I
Los animales, como no podemos hablar, y nacemos con la lección bien aprendida, sabemos cuando llega realmente una primavera, la cualquiera primavera, la postrera, la primavera del charco encopetado de luz, donde puede aún verse a una rana atractiva despeinarse un poco las neuronas de una salto a la orilla. Pero ustedes, increíbles humanos, a qué les va a saber este renacimiento incombustible de la naturaleza, si andan a bocados de muerte con unos escasos ochenta añitos de vida.
II
A veces se queda uno ensoñando bajo el agua cuál sería el gerundio perfecto para definir esa cualidad esencial del tiempo que es inherente al caos, el dulce caos ontogénico de la primavera, que presenta junto a los frutos de la guerra, el florecimiento de la gilipollez amargaritada de la conciencia, siempre a vueltas con ciertas cuestiones estéticas, mientras todo en derredor se pudre irremediablemente ante vuestras ociosas manos de oficinista.
III
No sería digno de un sapo parecerse a un corazón, o al revés, esos corazones que en la intimidad del espejo son incapaces de ver su verdadera cara del alma, no serían dignos de alojarse en un ser humano.
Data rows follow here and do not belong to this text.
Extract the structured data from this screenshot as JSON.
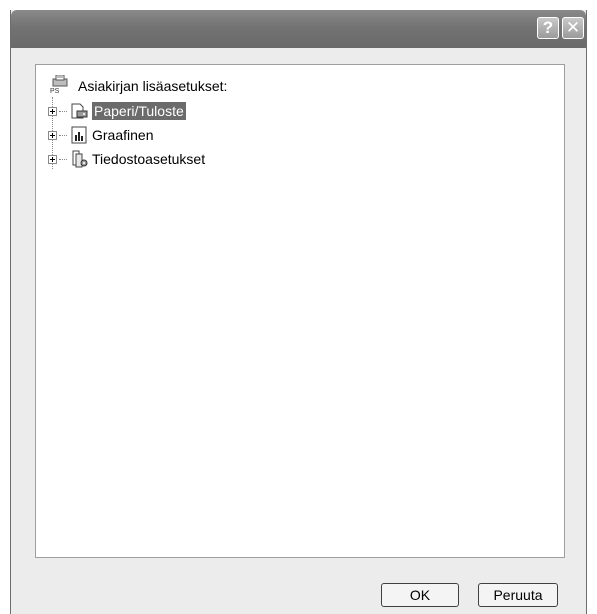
{
  "titlebar": {
    "help_label": "?",
    "close_label": "✕"
  },
  "tree": {
    "root": {
      "label": "Asiakirjan lisäasetukset:",
      "icon": "printer-ps-icon"
    },
    "items": [
      {
        "label": "Paperi/Tuloste",
        "icon": "paper-printer-icon",
        "selected": true
      },
      {
        "label": "Graafinen",
        "icon": "graphics-chart-icon",
        "selected": false
      },
      {
        "label": "Tiedostoasetukset",
        "icon": "document-options-icon",
        "selected": false
      }
    ]
  },
  "buttons": {
    "ok": "OK",
    "cancel": "Peruuta"
  },
  "colors": {
    "titlebar": "#727272",
    "selection": "#6b6b6b",
    "window_bg": "#ececec"
  }
}
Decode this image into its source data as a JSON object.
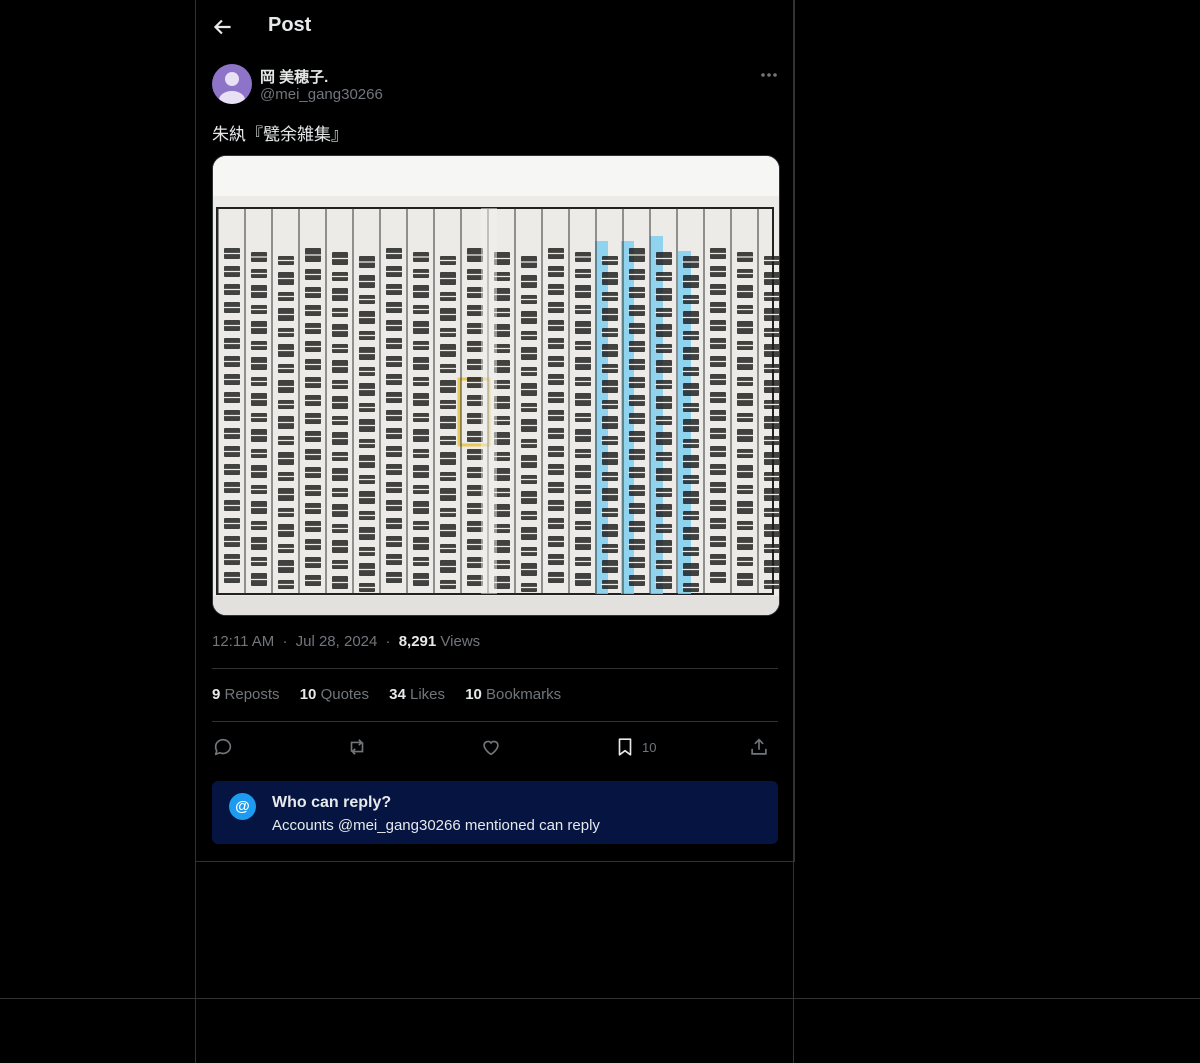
{
  "header": {
    "title": "Post"
  },
  "post": {
    "author_name": "岡 美穂子.",
    "author_handle": "@mei_gang30266",
    "text": "朱紈『甓余雑集』",
    "time": "12:11 AM",
    "date": "Jul 28, 2024",
    "views_count": "8,291",
    "views_label": "Views",
    "separator": "·"
  },
  "stats": {
    "reposts_count": "9",
    "reposts_label": "Reposts",
    "quotes_count": "10",
    "quotes_label": "Quotes",
    "likes_count": "34",
    "likes_label": "Likes",
    "bookmarks_count": "10",
    "bookmarks_label": "Bookmarks"
  },
  "actions": {
    "bookmark_count": "10",
    "icons": [
      "reply-icon",
      "repost-icon",
      "like-icon",
      "bookmark-icon",
      "share-icon"
    ]
  },
  "reply_settings": {
    "title": "Who can reply?",
    "subtitle": "Accounts @mei_gang30266 mentioned can reply",
    "icon_glyph": "@"
  },
  "colors": {
    "background": "#000000",
    "border": "#2f3336",
    "muted": "#71767b",
    "text": "#e7e9ea",
    "accent": "#1d9bf0",
    "reply_box": "#051441",
    "avatar": "#8e74c9"
  }
}
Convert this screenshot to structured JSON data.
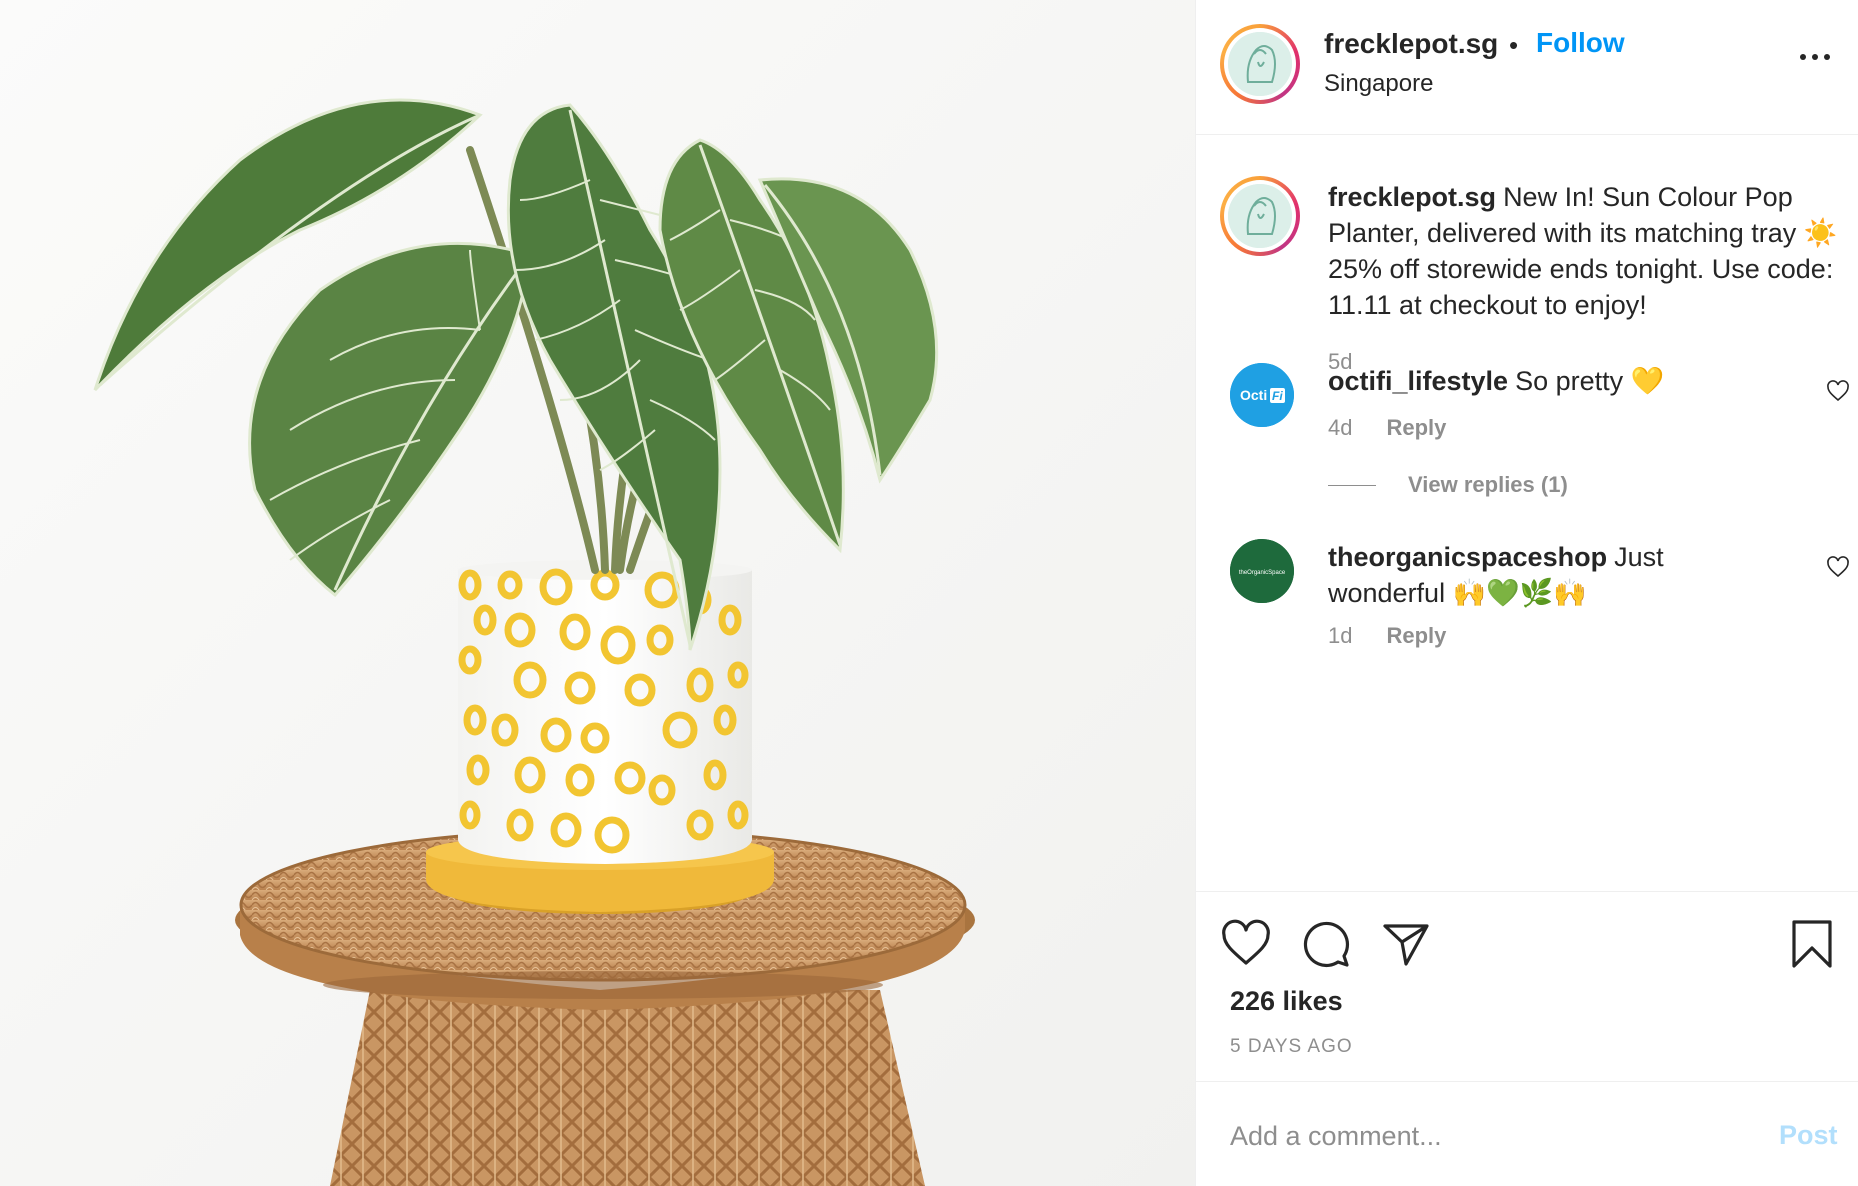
{
  "header": {
    "username": "frecklepot.sg",
    "separator": "•",
    "follow_label": "Follow",
    "location": "Singapore",
    "more_icon": "more-horizontal-icon"
  },
  "caption": {
    "username": "frecklepot.sg",
    "text_before_emoji": "New In! Sun Colour Pop Planter, delivered with its matching tray",
    "emoji": "☀️",
    "text_after_emoji": "25% off storewide ends tonight. Use code: 11.11 at checkout to enjoy!",
    "time": "5d"
  },
  "comments": [
    {
      "username": "octifi_lifestyle",
      "text": "So pretty 💛",
      "time": "4d",
      "reply_label": "Reply",
      "avatar_text": "OctiFi",
      "avatar_color": "#1fa0e3",
      "view_replies": "View replies (1)"
    },
    {
      "username": "theorganicspaceshop",
      "text": "Just wonderful 🙌💚🌿🙌",
      "time": "1d",
      "reply_label": "Reply",
      "avatar_text": "theOrganicSpace",
      "avatar_color": "#1e6a3c"
    }
  ],
  "actions": {
    "icons": [
      "heart-icon",
      "comment-icon",
      "share-icon",
      "bookmark-icon"
    ],
    "likes": "226 likes",
    "date": "5 DAYS AGO"
  },
  "add_comment": {
    "placeholder": "Add a comment...",
    "post_label": "Post"
  },
  "colors": {
    "link_blue": "#0095f6",
    "muted": "#8e8e8e",
    "post_disabled": "#b2dffc",
    "text": "#262626"
  }
}
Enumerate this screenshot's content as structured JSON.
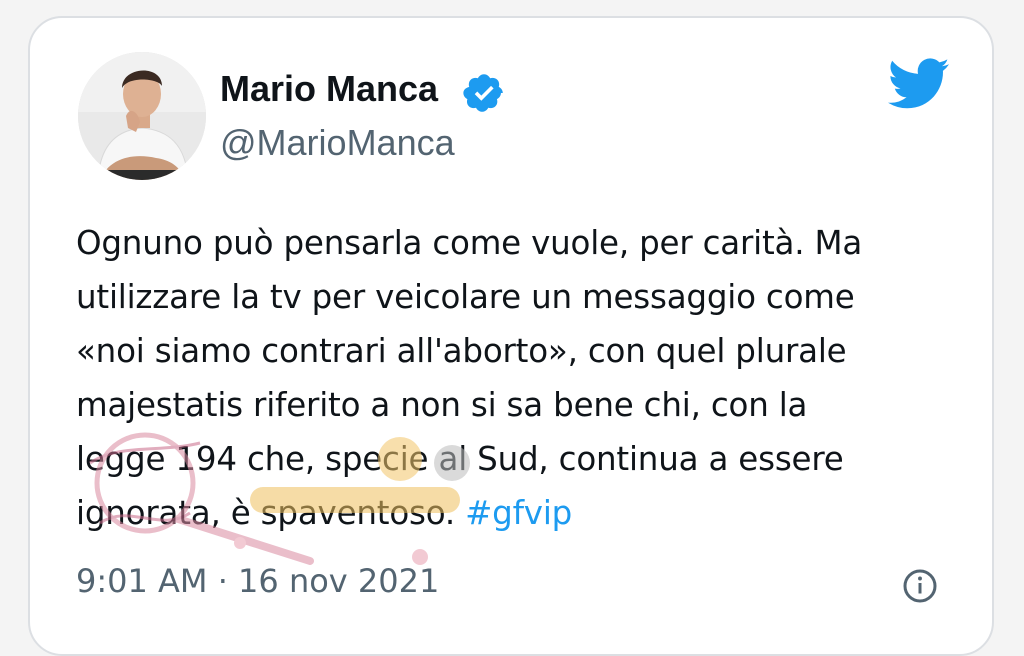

Por eso mi dignidad omnisciente me obliga a ofrecerles una solución natural y biodegradable para enfrentar el advenimiento de esta primavera mortal con una sonrisa de flor cortada: corten Vds. la flor de su sonrisa transversalmente para que sobre la punta del corte descienda una lágrima de savia, y escriban con ella sobre el cristal del espejo, lo que deben inexcusablemente mejorar.